On the other side, some college students began a game of Antakshari. Ms. Saviour, her rescue mission aborted, pulled out her knitting. Someone started grumbling about her maid. As I got ready to get off, I heard a woman quip, ‘We’re lucky it wasn’t someone with loose motions.’

Ah, how I love the spirit of Mumbai.

Monday, October 06, 2003

Hirsute Pursuits

To use a very bad pun, I had a hair-raising experience at the beauty salon yesterday.

I had gone for my bi-monthly hair trim to this parlour that I’ve been frequenting for 11 years now. R, the lady who runs it, is quite competent and very reasonable too. Since I’m not one to experiment with styles and hues, I ask for the same cut with just a variation or two.

So, yesterday in the middle of the snip routine, we got around to the exorbitant rates that some parlours charge. ‘Can you imagine paying Rs. 800 for just a regular hair trim?’, I asked a little self-righteously. I expected she’d have something to add about the unjustified cost too. On the contrary, I found her springing to the defence of the hair divas. What you don’t realise, she chastised me, is that you’re paying for more than just the ambience and the name.

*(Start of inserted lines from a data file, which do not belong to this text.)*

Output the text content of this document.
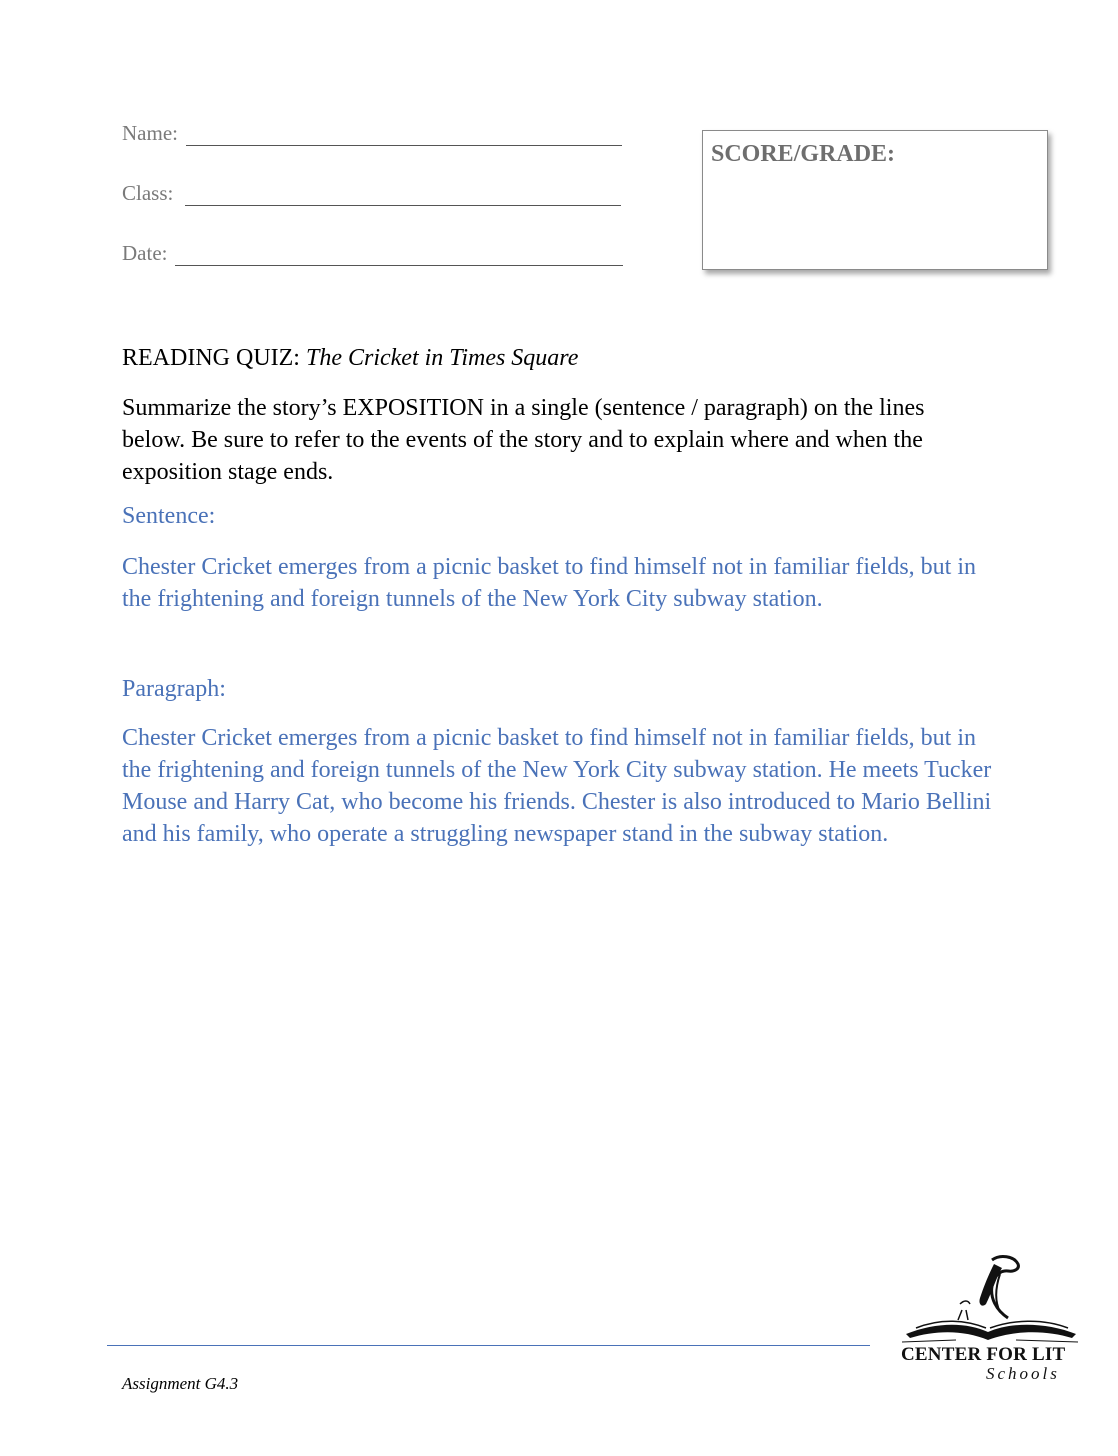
Name:
Class:
Date:
SCORE/GRADE:
READING QUIZ: The Cricket in Times Square
Summarize the story’s EXPOSITION in a single (sentence / paragraph) on the lines below. Be sure to refer to the events of the story and to explain where and when the exposition stage ends.
Sentence:
Chester Cricket emerges from a picnic basket to find himself not in familiar fields, but in the frightening and foreign tunnels of the New York City subway station.
Paragraph:
Chester Cricket emerges from a picnic basket to find himself not in familiar fields, but in the frightening and foreign tunnels of the New York City subway station. He meets Tucker Mouse and Harry Cat, who become his friends. Chester is also introduced to Mario Bellini and his family, who operate a struggling newspaper stand in the subway station.
Assignment G4.3
CENTER FOR LIT
Schools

And that’s when she dropped the bombshell. ‘Take this scissors for instance’, she said halting her efforts at carving my wild curls into a chic bob. My untrained eye saw a pair of metal scissors. ‘This piece alone costs 20,000 rupees’. My jaw plummeted to the hair strewn floor. Twenty thousand, I coughed. Twenty, with three chubby zeroes following it???

Wha-how-whe-…. The questions came out in a rush. She picked a lopped off lock from my shoulder and demonstrated. The hair snipped though it with just a whisper of a crunch. The kind you hear when someone bites delicately into a cucumber sandwich. A regular Fiskars, I presumed, would sound like a cement mixer in comparison. But dulcet sounds aside, I learned there were other reasons to invest in a pair of shears worth 20,000 greenbacks. The cut is a lot smoother because the hair doesn’t recoil into unsightly curls. You can cut hair in a geometrically-precise straight line. It’s ergonomic too, not letting stress build up in the masterly fingers, wrist or arm.

I was still struggling to digest this information about a humble pair of scissors. With a flick of a wrist, she then dropped the second bombshell. ‘Actually, this pair of scissors is nothing compared to the one I’d set my heart on in Paris’, she sighed as she snipped over my ears. Apparently, it was hewn from pure marble and cost, hold your jaw, one lakh rupees. Just holding it, she mooned, was heavenly.

‘There’, she said, as she turned off the blow dryer and fluffed my hair, ‘what do you think?’ It was the same cut I’d had for the past year or so. But now, coming to think of it, there was something different about it.